Registros da Polícia Militar, obtidos pela TV Globo, mostram que Bolsonaro começou a apresentar náuseas, tremores e sintomas respiratórios por volta das 2h. A equipe médica foi acionada às 6h45, quando ele teve calafrios.
Como a febre não cessou após medicação, foi solicitada a remoção ao hospital. O transporte teve início às 8h22, após a chegada do médico cardiologista.
Madrugada de piora e acionamento da equipe médica
Os registros da PM apontam que Bolsonaro era monitorado a cada três horas. Na noite de quinta-feira (11), horas antes de passar mal, ele estava lúcido e havia se alimentado bem. Às 6h45 de sexta, a equipe foi chamada após ele apresentar calafrios.
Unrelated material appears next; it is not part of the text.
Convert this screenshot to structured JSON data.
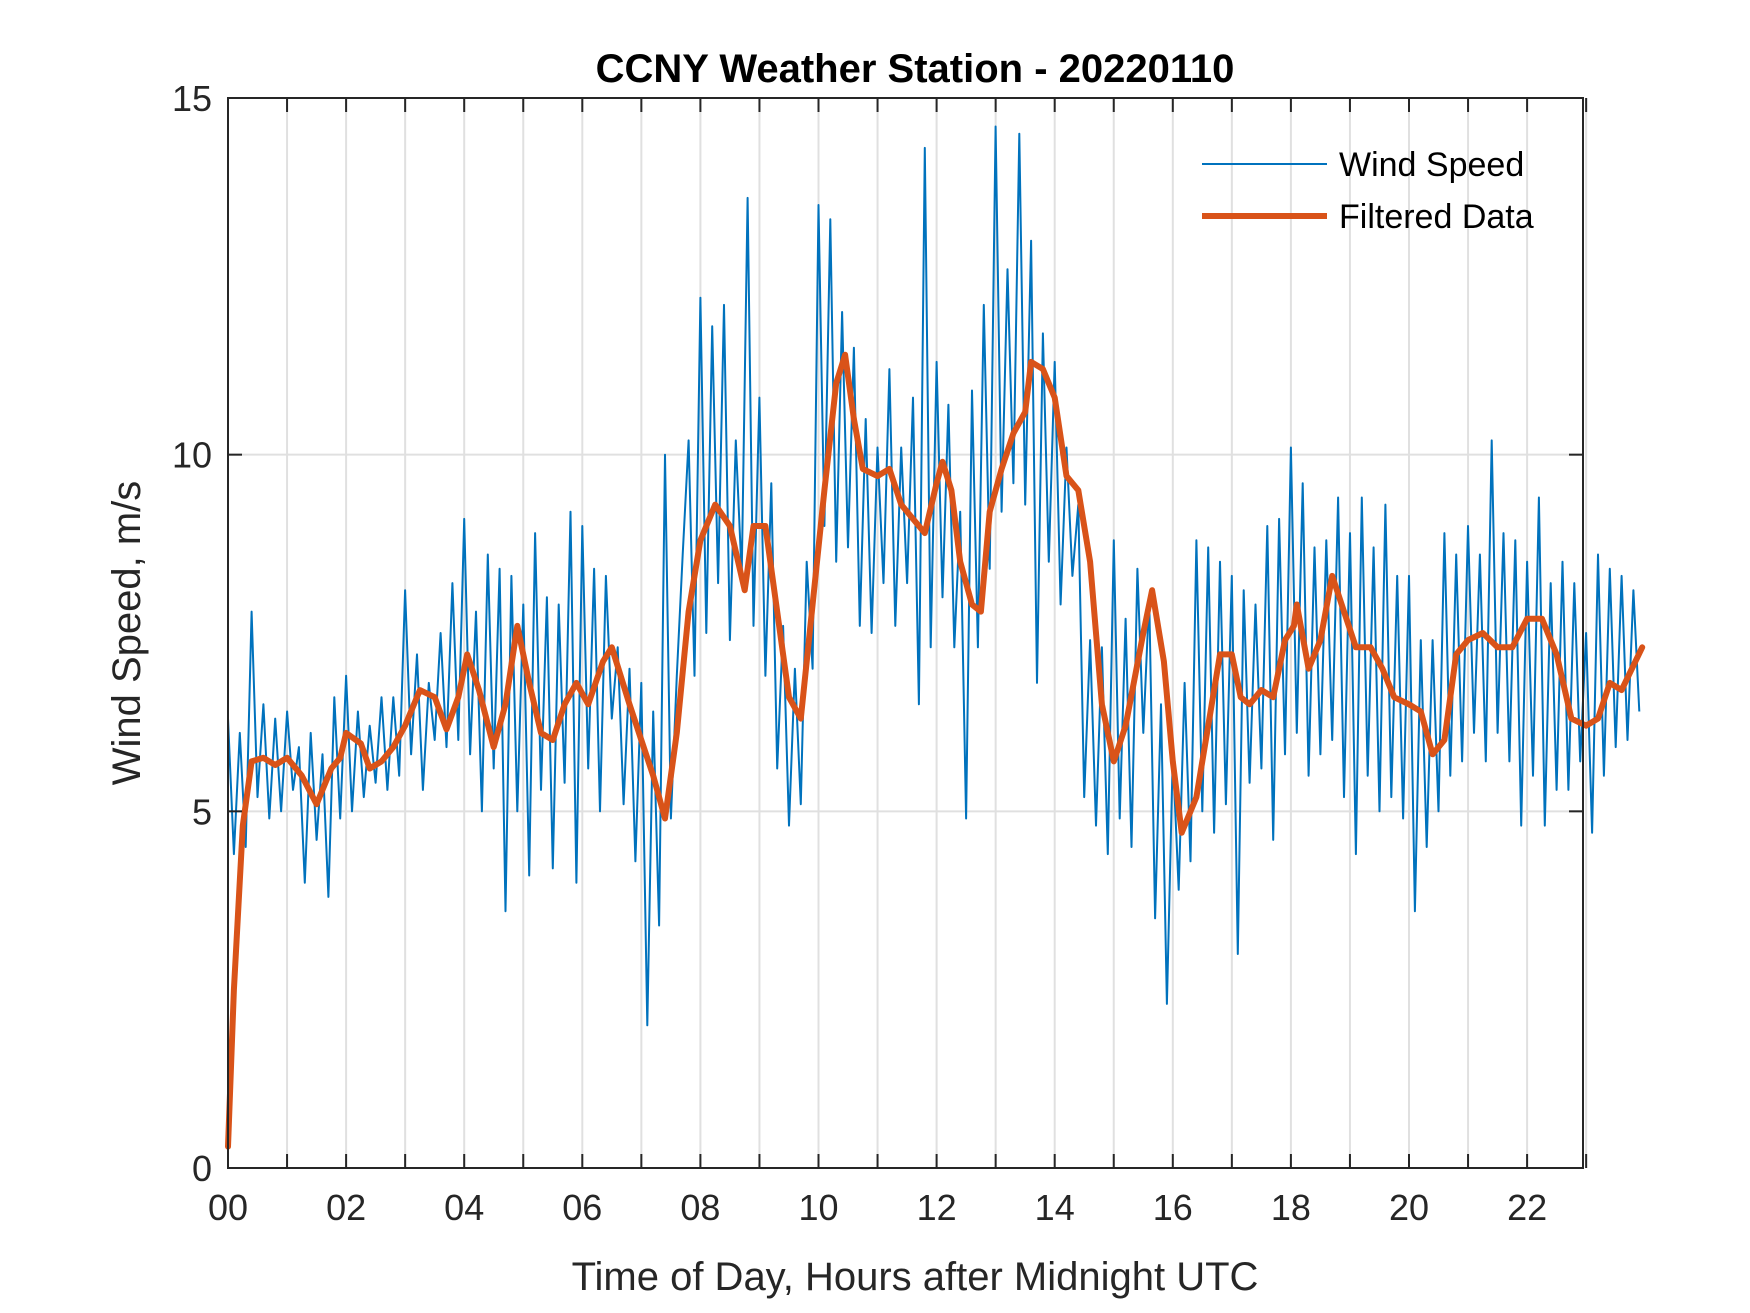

Na avaliação, o ex-presidente relatou que as náuseas, tremores e sintomas respiratórios tinham começado por volta das 2h da madrugada. Ele foi reavaliado dez minutos após tomar medicação. Como a febre não cedeu, foi solicitada a remoção para o DF Star.
Não é a primeira vez que Bolsonaro passa mal durante o período de reclusão. Em setembro do ano passado, ainda em prisão domiciliar, ele precisou de atendimento por vômitos, tontura e queda de pressão arterial. Em janeiro deste ano, enquanto detido na Superintendência da Polícia Federal, foi internado após bater a cabeça em um móvel da cela.
No mesmo mês de janeiro, foi transferido para a Papudinha a pedido dos advogados. A unidade conta com fisioterapia, médicos 24 horas, barra de apoio na cama e cozinha adaptada.
Apenas três dias antes do novo episódio, a Primeira Turma do STF havia confirmado a manutenção de Bolsonaro na Papudinha, rejeitando mais um pedido de prisão domiciliar com o argumento de que a unidade oferecia estrutura médica suficiente.
STF mantém negativa de prisão domiciliar
A defesa de Bolsonaro apresentou uma série de pedidos de prisão domiciliar sob a justificativa de fragilidade na saúde do ex-presidente. Todos foram negados pelo ministro Alexandre de Moraes, do Supremo Tribunal Federal.
Uma junta médica da Polícia Federal atestou que, embora Bolsonaro necessite de cuidados, tem condições para permanecer na Papudinha. O laudo que embasou a negativa havia registrado 144 atendimentos médicos em apenas 39 dias — volume usado por Moraes para concluir que a unidade atendia plenamente às necessidades do ex-presidente.
O quadro de Bolsonaro permanece estável, segundo o boletim médico mais recente divulgado pelo hospital DF Star.